If after answering these questions you feel that your mistake was legitimate and that you truly failed in your expectations of yourself, then can you own your failure and take responsibility for it? This is called healthy guilt. This is the kind we learn from and grow from.  If after answering these questions you realize that you are being hard on yourself and have been holding on to unrealistic expectations, then it is time to begin to release the guilt.

Over the years, working with so many clients who have all needed to find various ways to make amends, the author has come up with some creative ways to repair the things you may feel remorseful about. Here are some of my favorite exercises that you will find really helpful.


Write a Letter to Your Loved One

You can write your letters by hand or on your computer. Choose a day in which you have some privacy and a time that is not followed by any demanding activities, as you may feel a little raw or drained after writing the letter. Sit down and begin with their name, and then write whatever comes. You may want to apologize for something, or you may want to say good-bye in a way you weren’t able to. Take as long as you need to write the letter. Anticipate that you may feel quite emotional as you do this exercise.


Write a Letter to Yourself Forgiving Yourself

Imagine stepping outside of yourself just a bit, and sit down to write a letter to the person you were when you made the mistake. Forgive yourself. Be kind and reassuring to yourself, and try to feel real compassion for yourself, even though you may be disappointed in the actions of your past.

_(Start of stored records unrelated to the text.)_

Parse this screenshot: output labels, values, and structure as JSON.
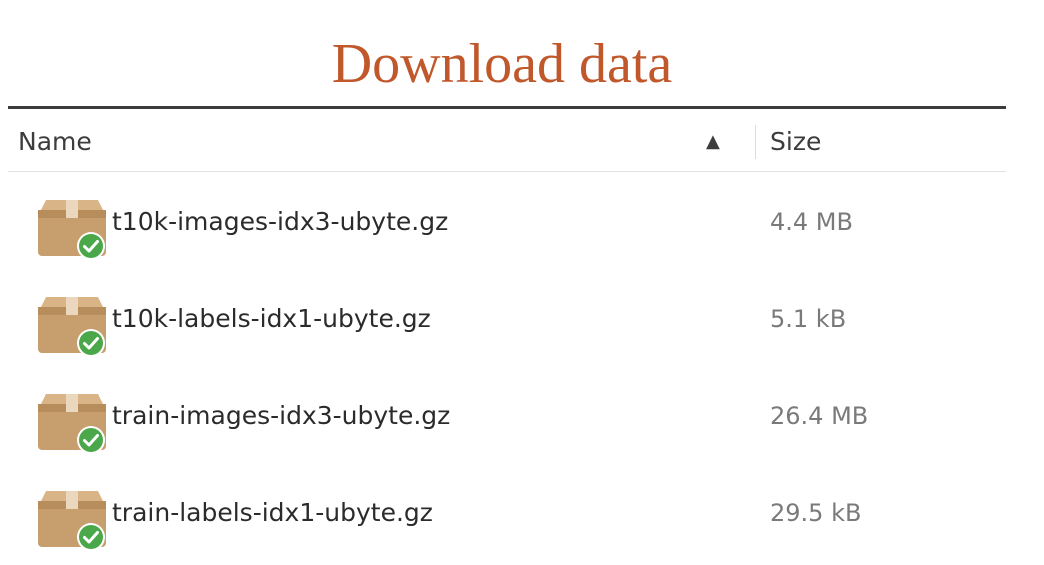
{
  "page": {
    "title": "Download data"
  },
  "file_list": {
    "columns": {
      "name": "Name",
      "sort_indicator": "▲",
      "size": "Size"
    },
    "files": [
      {
        "name": "t10k-images-idx3-ubyte.gz",
        "size": "4.4 MB",
        "icon": "package-icon",
        "status_icon": "check-badge-icon"
      },
      {
        "name": "t10k-labels-idx1-ubyte.gz",
        "size": "5.1 kB",
        "icon": "package-icon",
        "status_icon": "check-badge-icon"
      },
      {
        "name": "train-images-idx3-ubyte.gz",
        "size": "26.4 MB",
        "icon": "package-icon",
        "status_icon": "check-badge-icon"
      },
      {
        "name": "train-labels-idx1-ubyte.gz",
        "size": "29.5 kB",
        "icon": "package-icon",
        "status_icon": "check-badge-icon"
      }
    ]
  },
  "colors": {
    "title": "#c0582c",
    "package": "#c8a070",
    "check_badge": "#4aa84a"
  }
}
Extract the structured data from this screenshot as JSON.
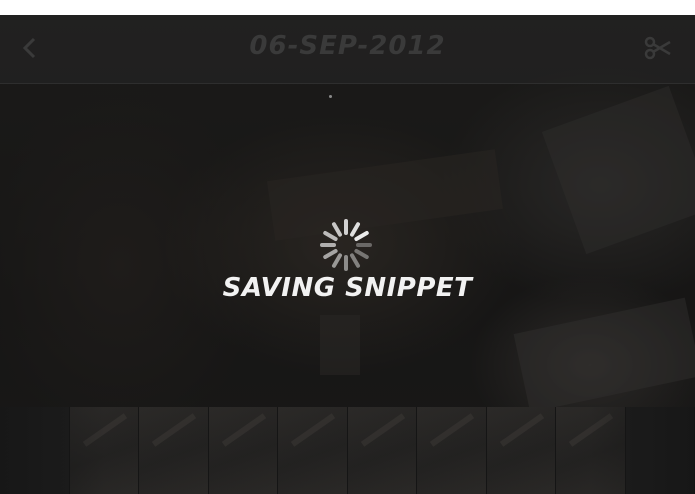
{
  "header": {
    "title": "06-SEP-2012",
    "back_icon": "back-arrow-icon",
    "action_icon": "scissors-icon"
  },
  "overlay": {
    "status_text": "SAVING SNIPPET",
    "spinner_icon": "loading-spinner-icon"
  },
  "filmstrip": {
    "thumbnail_count": 10
  },
  "colors": {
    "background": "#1c1c1c",
    "overlay_text": "#f2f2f2",
    "header_text": "#3a3a3a"
  }
}
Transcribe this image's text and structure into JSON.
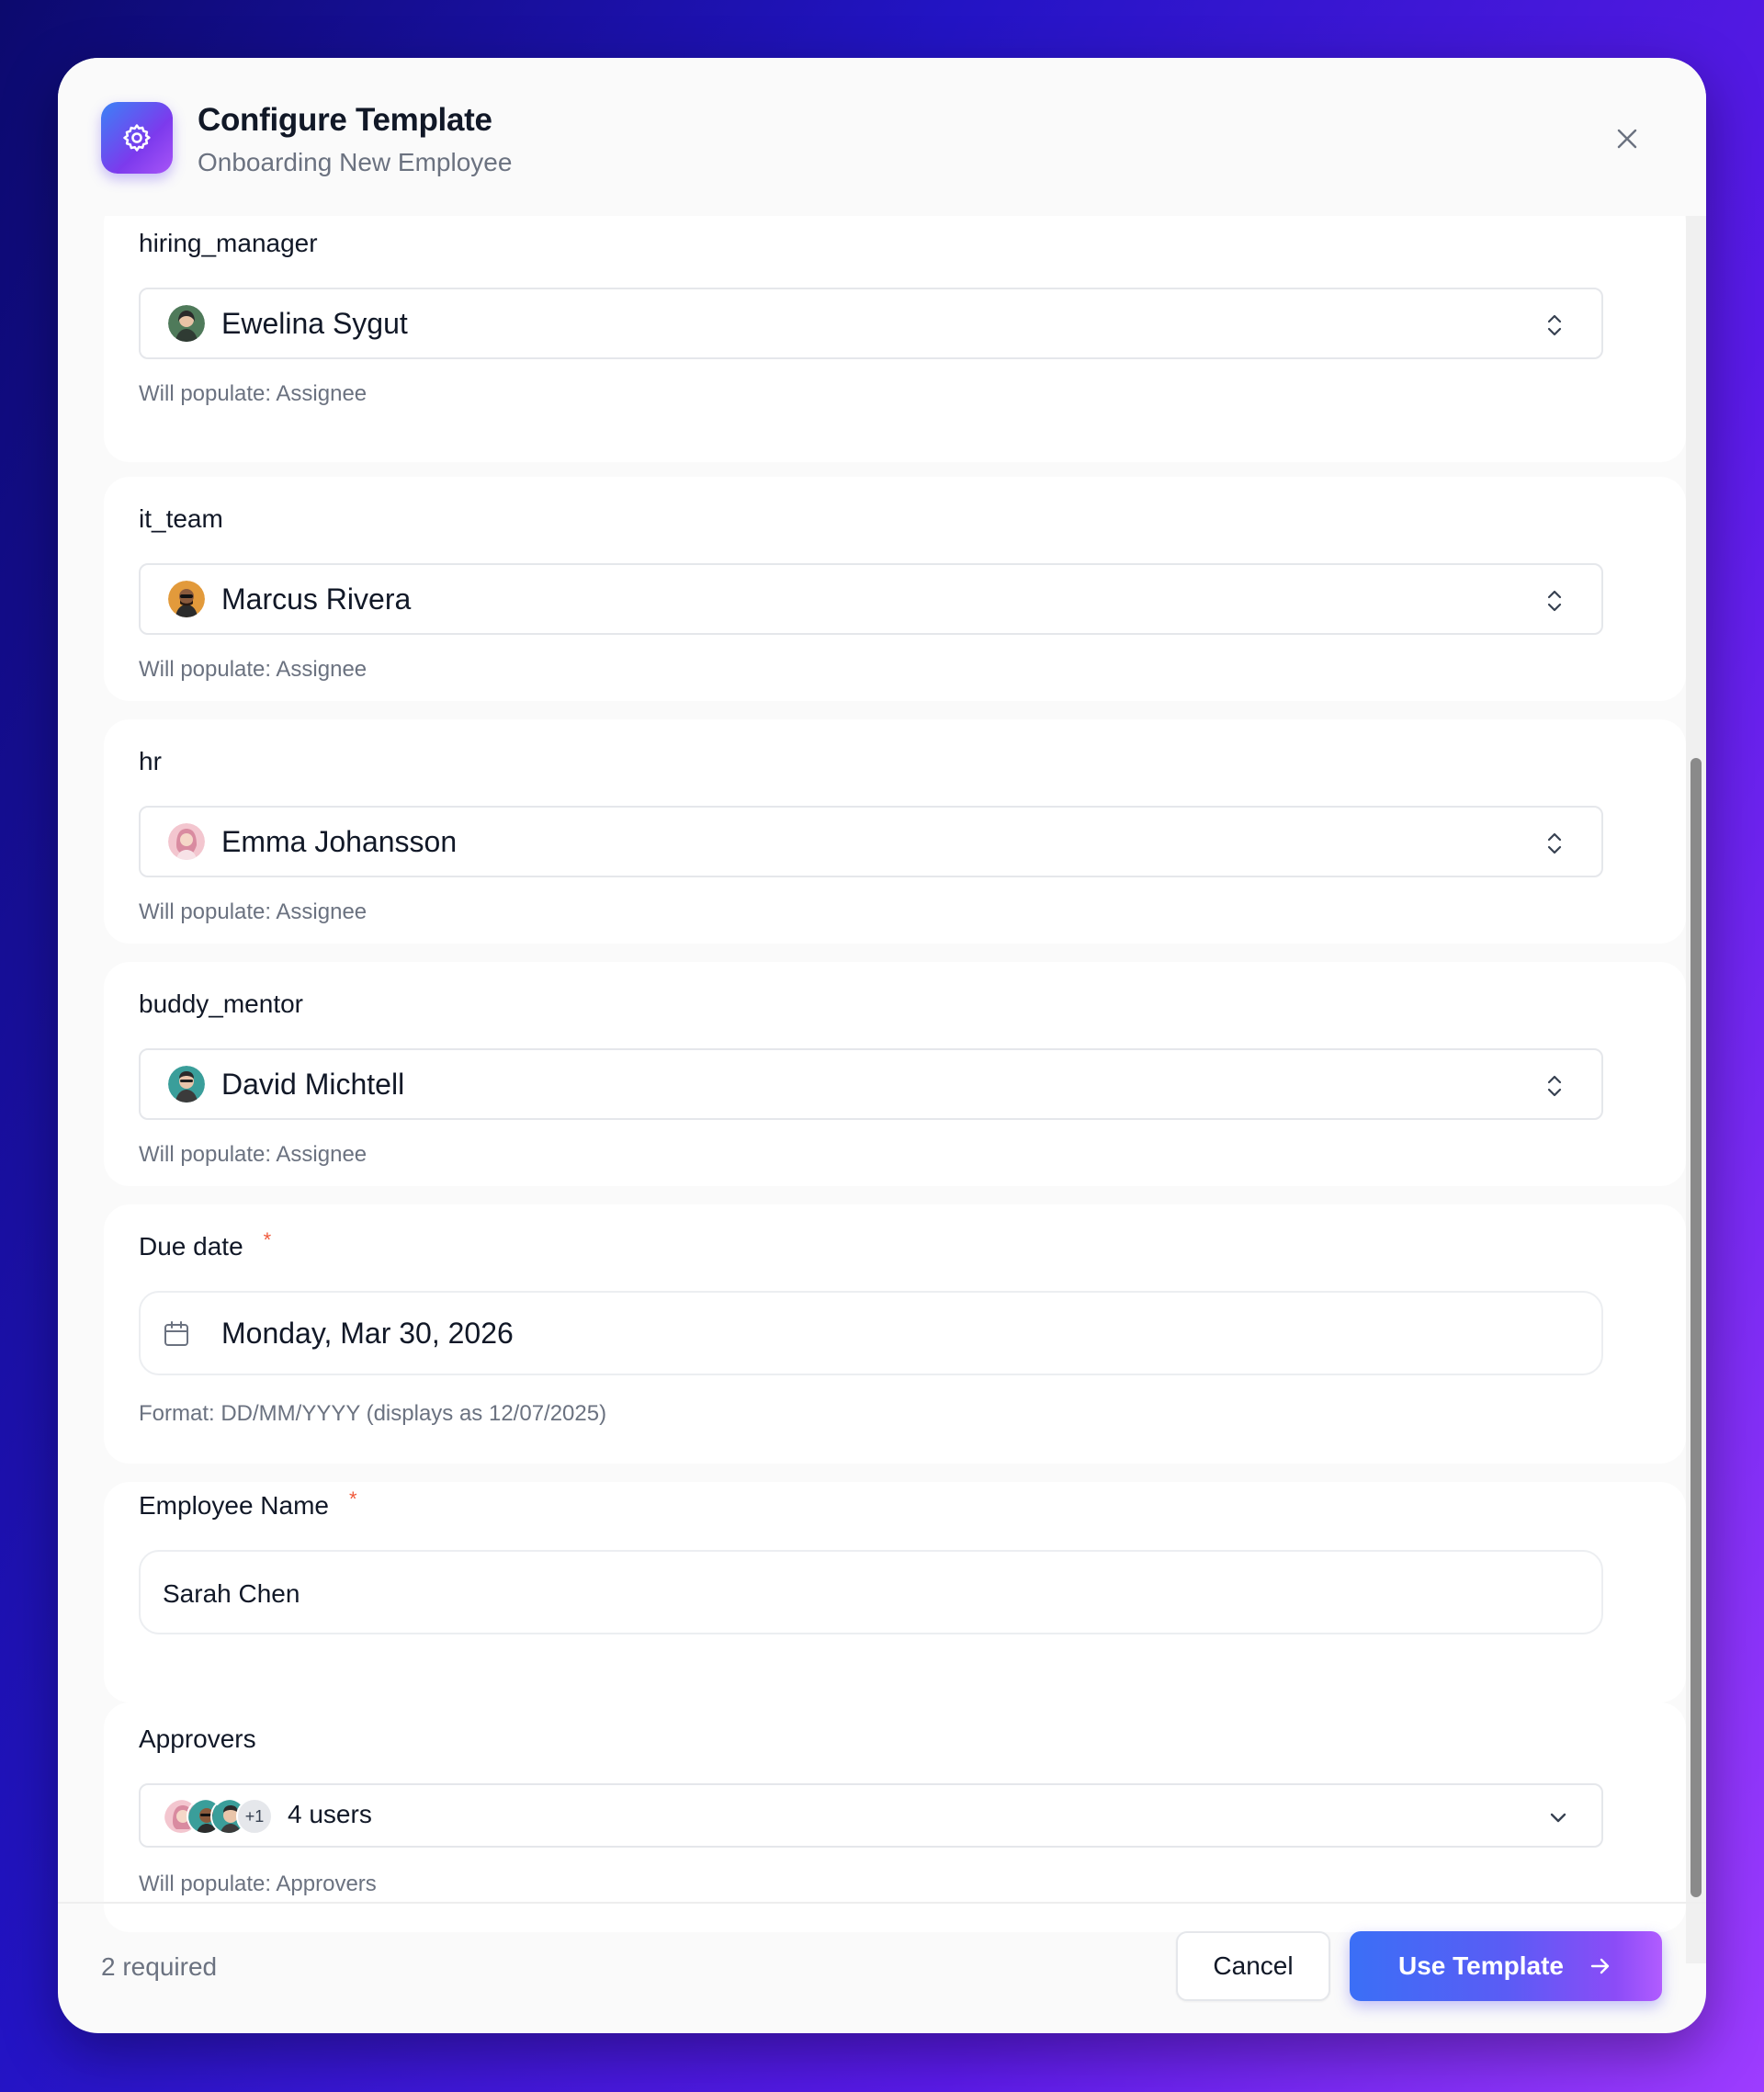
{
  "header": {
    "title": "Configure Template",
    "subtitle": "Onboarding New Employee"
  },
  "icons": {
    "app": "gear-icon",
    "close": "close-icon",
    "select": "chevron-up-down-icon",
    "date": "calendar-icon",
    "dropdown": "chevron-down-icon",
    "submit": "arrow-right-icon"
  },
  "fields": {
    "hiring_manager": {
      "label": "hiring_manager",
      "value": "Ewelina Sygut",
      "helper": "Will populate: Assignee"
    },
    "it_team": {
      "label": "it_team",
      "value": "Marcus Rivera",
      "helper": "Will populate: Assignee"
    },
    "hr": {
      "label": "hr",
      "value": "Emma Johansson",
      "helper": "Will populate: Assignee"
    },
    "buddy_mentor": {
      "label": "buddy_mentor",
      "value": "David Michtell",
      "helper": "Will populate: Assignee"
    },
    "due_date": {
      "label": "Due date",
      "required_mark": "*",
      "value": "Monday, Mar 30, 2026",
      "helper": "Format: DD/MM/YYYY (displays as 12/07/2025)"
    },
    "employee_name": {
      "label": "Employee Name",
      "required_mark": "*",
      "value": "Sarah Chen"
    },
    "approvers": {
      "label": "Approvers",
      "overflow_count": "+1",
      "value": "4 users",
      "helper": "Will populate: Approvers"
    }
  },
  "footer": {
    "required_count": "2 required",
    "cancel_label": "Cancel",
    "submit_label": "Use Template"
  },
  "colors": {
    "accent_start": "#3b6ff6",
    "accent_end": "#b15cff",
    "required": "#f05a3c"
  }
}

Visualize Saying Good-bye or Being There If You Weren’t

Find a quiet place where you can lay down uninterrupted. Close your eyes. Take some deep breaths, and let yourself fully relax. Now visualize your loved one before you. Take a moment to really feel their presence. Next take as much time as you need to say all the things in your mind that you need and wish to say to them. Say good-bye if you didn’t get to say good-bye. Apologize if you need to apologize. Tell them you love them, if that feels good. You can return to this exercise as often as needed.

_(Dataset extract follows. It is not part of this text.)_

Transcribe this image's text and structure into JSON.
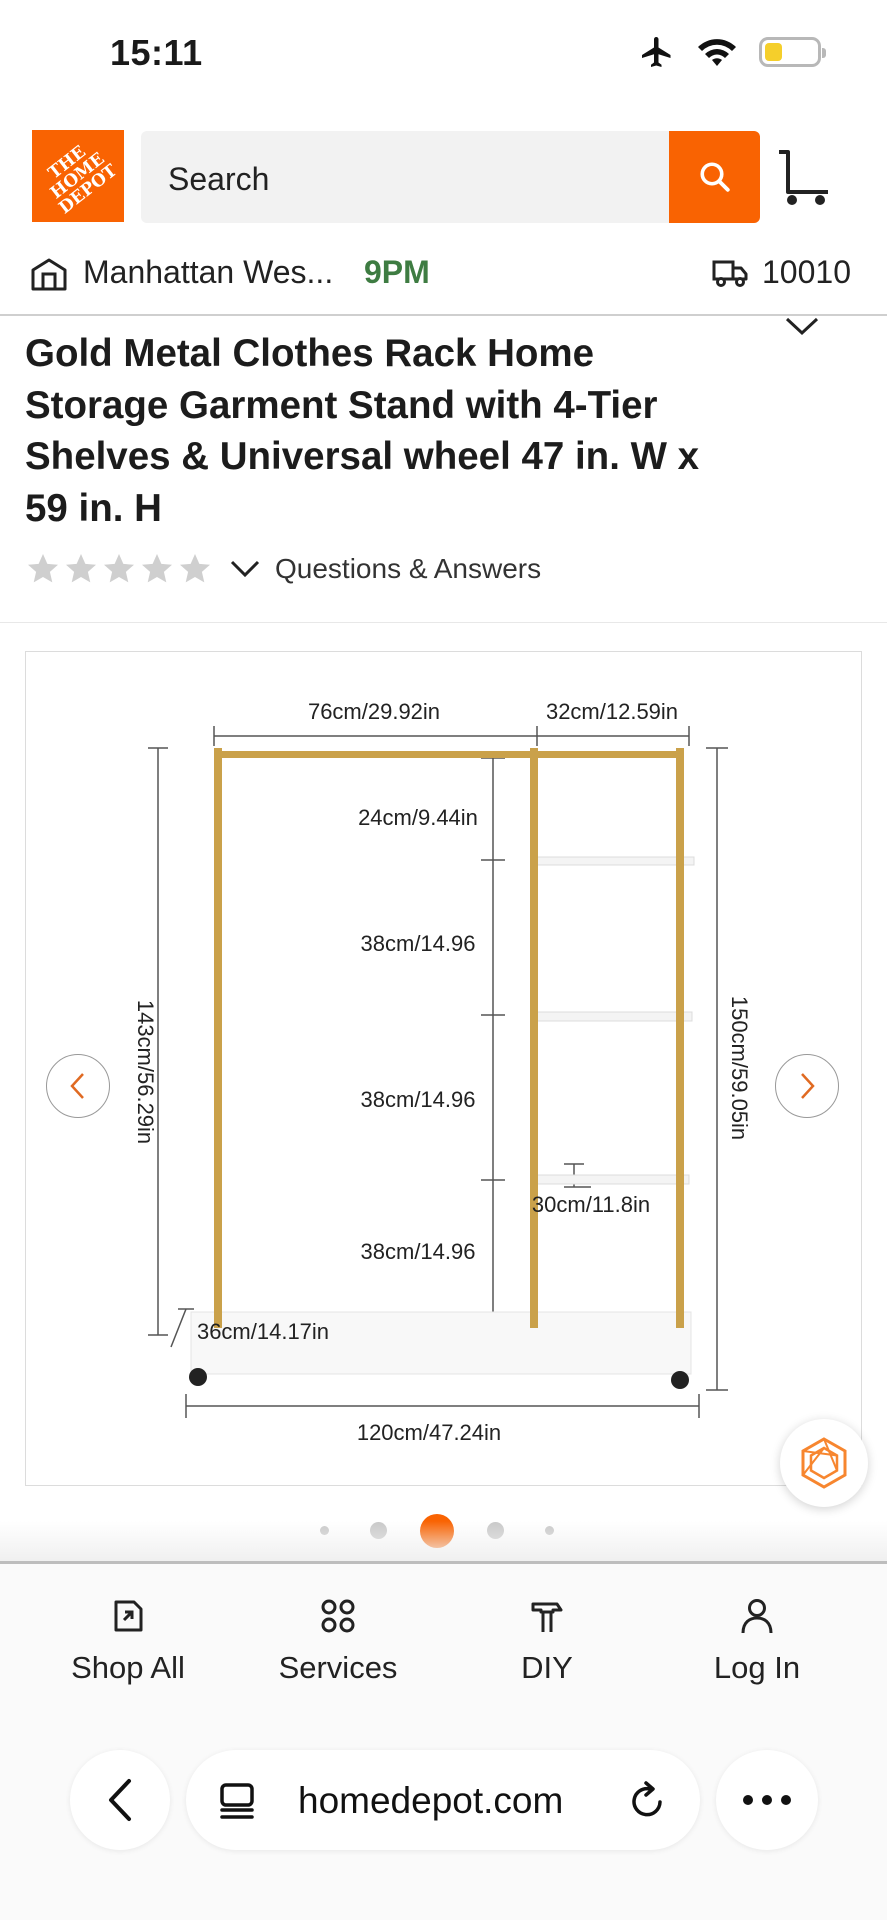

Do Something in Honor of Your Loved One

one of the most beautiful ways of making amends is to do something in honor or in service of your loved one. Perhaps they were passionate about a particular cause that you can contribute to in some way. Or you could simply support an organization that they would have felt good about (for example, if they were an animal lover, donate to a local shelter or wildlife conservancy). You will find that doing any kind of good deed in their honor will feel good and give you a sense of reparation.

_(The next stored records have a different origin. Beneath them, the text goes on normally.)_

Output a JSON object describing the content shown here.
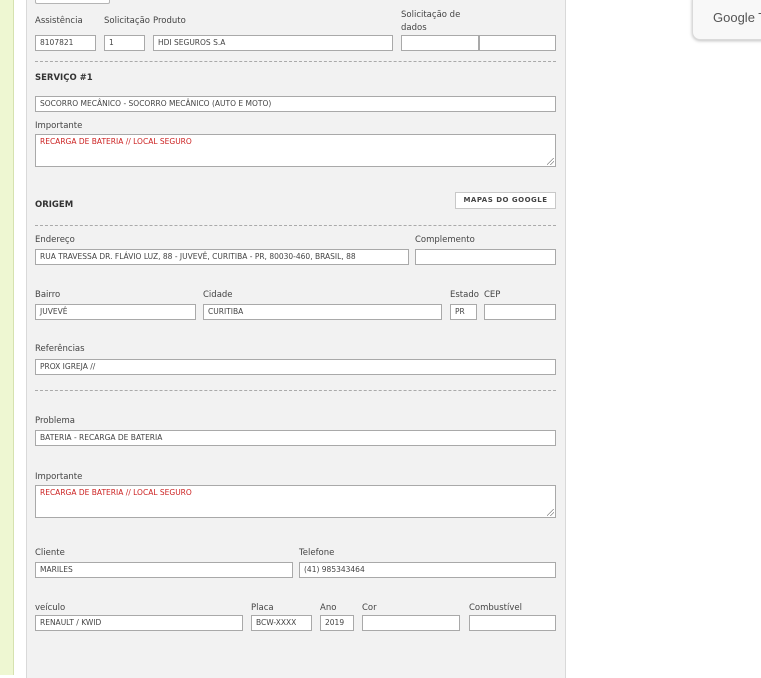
{
  "header": {
    "assistencia_label": "Assistência",
    "solicitacao_label": "Solicitação",
    "produto_label": "Produto",
    "solicitacao_dados_label_1": "Solicitação de",
    "solicitacao_dados_label_2": "dados",
    "assistencia_value": "8107821",
    "solicitacao_value": "1",
    "produto_value": "HDI SEGUROS S.A",
    "solicitacao_dados_value_a": "",
    "solicitacao_dados_value_b": ""
  },
  "servico": {
    "title": "SERVIÇO #1",
    "service_value": "SOCORRO MECÂNICO - SOCORRO MECÂNICO (AUTO E MOTO)",
    "importante_label": "Importante",
    "importante_value": "RECARGA DE BATERIA // LOCAL SEGURO"
  },
  "origem": {
    "title": "ORIGEM",
    "maps_button": "MAPAS DO GOOGLE",
    "endereco_label": "Endereço",
    "endereco_value": "RUA TRAVESSA DR. FLÁVIO LUZ, 88 - JUVEVÊ, CURITIBA - PR, 80030-460, BRASIL, 88",
    "complemento_label": "Complemento",
    "complemento_value": "",
    "bairro_label": "Bairro",
    "bairro_value": "JUVEVÊ",
    "cidade_label": "Cidade",
    "cidade_value": "CURITIBA",
    "estado_label": "Estado",
    "estado_value": "PR",
    "cep_label": "CEP",
    "cep_value": "",
    "referencias_label": "Referências",
    "referencias_value": "PROX IGREJA //"
  },
  "problema": {
    "problema_label": "Problema",
    "problema_value": "BATERIA - RECARGA DE BATERIA",
    "importante_label": "Importante",
    "importante_value": "RECARGA DE BATERIA // LOCAL SEGURO"
  },
  "cliente": {
    "cliente_label": "Cliente",
    "cliente_value": "MARILES",
    "telefone_label": "Telefone",
    "telefone_value": "(41) 985343464"
  },
  "veiculo": {
    "veiculo_label": "veículo",
    "veiculo_value": "RENAULT / KWID",
    "placa_label": "Placa",
    "placa_value": "BCW-XXXX",
    "ano_label": "Ano",
    "ano_value": "2019",
    "cor_label": "Cor",
    "cor_value": "",
    "combustivel_label": "Combustível",
    "combustivel_value": ""
  },
  "translate_popup": {
    "text": "Google T"
  }
}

Visualize Your Loved One Forgiving You

Similar to the exercise above in which you visualize speaking to your loved one, this time you will focus on hearing from them. Find a comfortable place to do this where you will be uninterrupted. Lay down, close your eyes, and begin to relax. When you are ready, invite your loved one into your mind’s eye and be open to the idea of receiving a message from them. Perhaps they have a message of forgiveness, or advice, or simply love. Receive your message, and feel it throughout your heart.


Each Time You Find Yourself Having a Negative Guilt Thought, Replace It with a Positive Memory

Sometimes when we’ve focused on a negative thought too many times, it can be difficult to make that thought stop popping up, even when you’ve done the work to actively release the belief behind it. Retraining your brain to stop the thought from occurring takes a little work in the beginning but then quickly becomes easy. In this case, each time you have a negative thought like, “I should have been there,” stop yourself from going further with the emotions of that thought and replace it with a positive memory of you and your loved one.


Find Someone You Can Talk to About Your Feelings of Guilt

Talking about your feelings of guilt to a therapist or a bereavement group who understands can greatly alleviate the heaviness of carrying those feelings around. Finding these outlets can provide a healing place for you to process these feelings and help you normalize your experience.